Defendant relies on Miller v. Wykoff, supra, as authority for the proposition that the measure of damages in a case such as this must be the difference in value of the freehold before and after the trespass. Because there was no testimony concerning the value of the property either before or after the trespass, defendant insists that there was no basis for determining the amount of the loss of value of the freehold and that, accordingly, the verdict could not properly have been for more than nominal damages. We think it consistent with Miller v. Wykoff, however, to hold that proofs that it would cost $1,250 to restore the lot to its condition before the trespass constituted evidence from which the jury might make a determination of the loss to the freehold.

Defendant says that the verdict for $2,000 was against the great weight of the evidence and that there was no evidence or proof to support a verdict in excess of the sum of $1,250. The record bears out this contention. Accordingly, the judgment must be reversed and new trial granted unless plaintiff shall, within 30 days after filing of this opinion, file a remittitur of $2,250; but, upon filing of such remittitur, *389 judgment for plaintiff will stand affirmed in the amount of $3,750. No costs.

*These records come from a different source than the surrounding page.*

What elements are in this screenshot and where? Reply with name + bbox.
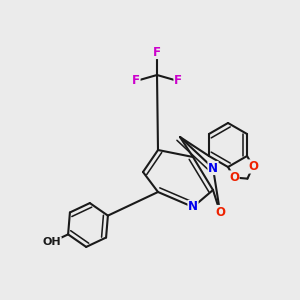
Text: N: N: [208, 161, 218, 175]
Text: F: F: [132, 74, 140, 88]
Text: O: O: [248, 160, 258, 173]
Text: N: N: [188, 200, 198, 214]
Text: OH: OH: [43, 237, 61, 247]
Text: F: F: [153, 46, 161, 59]
Text: O: O: [229, 171, 239, 184]
Text: F: F: [174, 74, 182, 88]
Text: O: O: [215, 206, 225, 218]
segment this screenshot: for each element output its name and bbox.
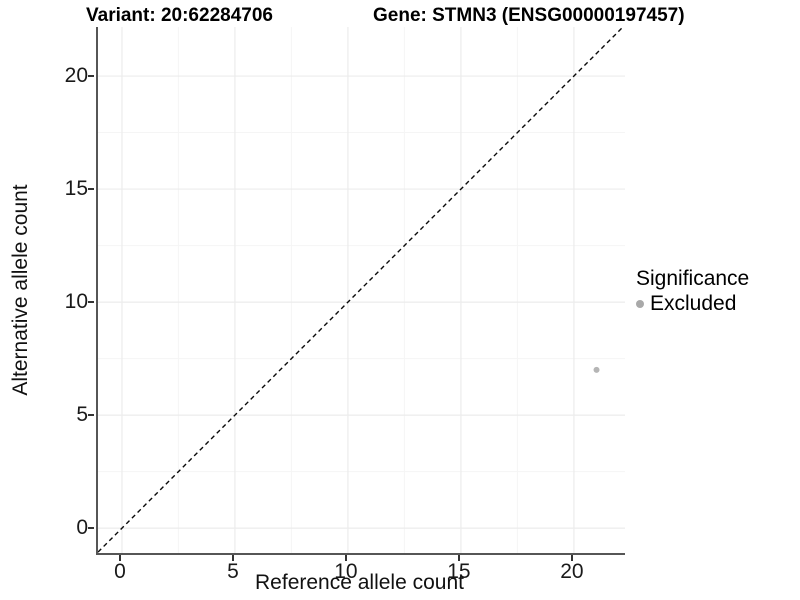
y-tick-mark (88, 414, 94, 417)
x-axis-title: Reference allele count (255, 571, 464, 594)
legend-point-icon (636, 300, 644, 308)
y-tick-label: 10 (64, 290, 88, 314)
y-axis-title: Alternative allele count (9, 184, 32, 396)
y-tick-mark (88, 75, 94, 78)
identity-line (98, 27, 624, 553)
y-tick-label: 0 (76, 516, 88, 540)
x-tick-label: 15 (447, 560, 471, 583)
y-tick-label: 20 (64, 64, 88, 88)
x-tick-mark (570, 555, 573, 561)
y-tick-label: 5 (76, 403, 88, 427)
x-tick-mark (457, 555, 460, 561)
legend-title: Significance (636, 267, 750, 290)
data-point (593, 366, 600, 373)
legend-items: Excluded (636, 292, 749, 316)
x-tick-label: 20 (560, 560, 584, 583)
x-tick-label: 10 (334, 560, 358, 583)
plot-panel (96, 27, 625, 555)
legend-item: Excluded (636, 292, 749, 316)
y-tick-mark (88, 527, 94, 530)
legend: Significance Excluded (636, 267, 749, 316)
y-tick-mark (88, 188, 94, 191)
plot-title-variant: Variant: 20:62284706 (86, 5, 273, 26)
x-tick-mark (118, 555, 121, 561)
x-tick-label: 5 (227, 560, 239, 583)
x-tick-mark (231, 555, 234, 561)
x-tick-label: 0 (114, 560, 126, 583)
x-tick-mark (344, 555, 347, 561)
y-tick-label: 15 (64, 177, 88, 201)
legend-item-label: Excluded (650, 292, 737, 315)
y-tick-mark (88, 301, 94, 304)
plot-title-gene: Gene: STMN3 (ENSG00000197457) (373, 5, 685, 26)
panel-canvas (98, 27, 625, 553)
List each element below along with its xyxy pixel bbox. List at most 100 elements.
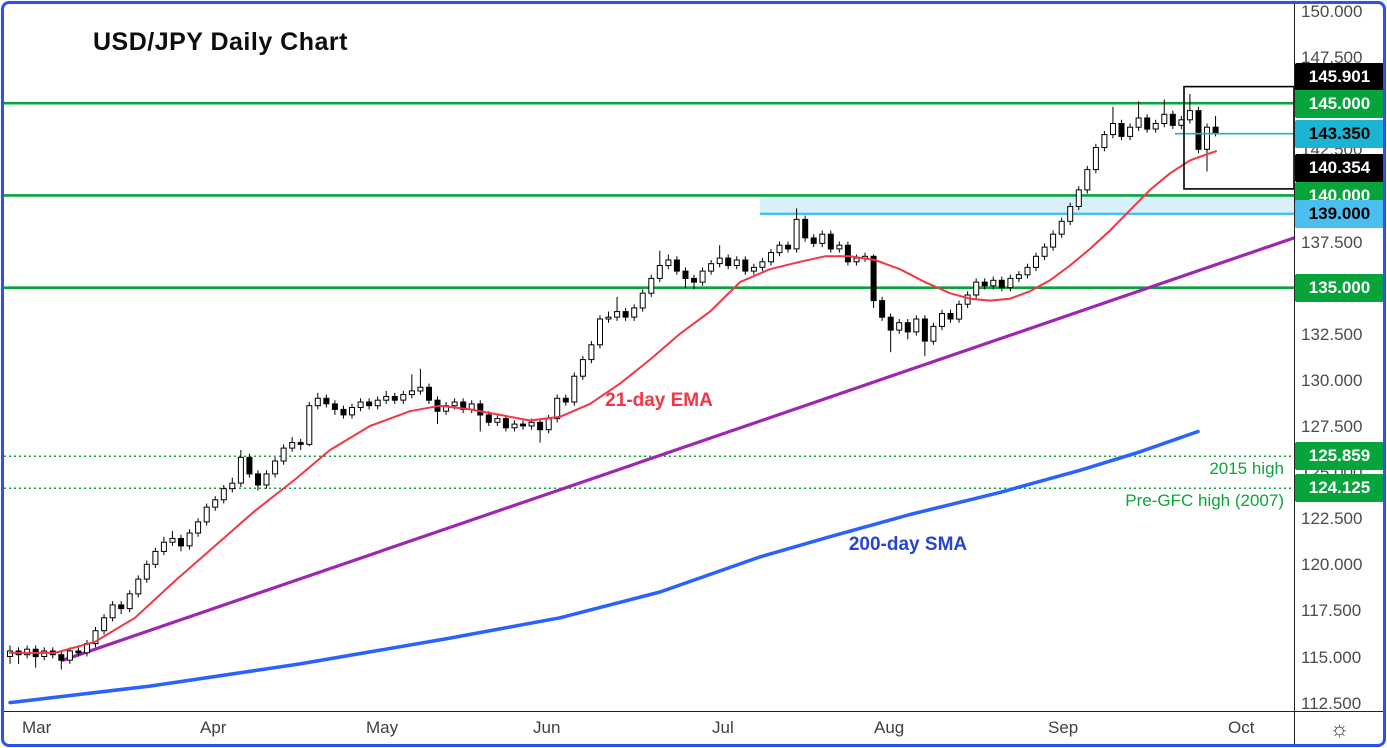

CARR, KELLY, SMITH, BLACK, EDWARDS, VOELKER, and KAVANAGH, JJ., concurred.

NOTES

[*] CL 1948, § 692.451 (Stat Ann § 27.2161):

"Any person who shall cut down or carry off, any wood, underwood, trees or timber, or shall girdle or otherwise despoil or injure any trees on the land of any other person, or shall dig up or carry away any stone, ore, gravel, clay, sand, turf, or mould from such land, or any roots, fruit or plant there being, or cut down or carry away any grass, hay, or any kind of grain standing, growing or being on such land, without the leave of the owner thereof, or on the lands or commons of any city, township, village or other corporations without license therefor given, shall be liable to the owner of such land, or to such corporation, in 3 times the amount of damages which shall be assessed therefor in an action of trespass, by a jury, or by a justice of the peace in the cases provided by law."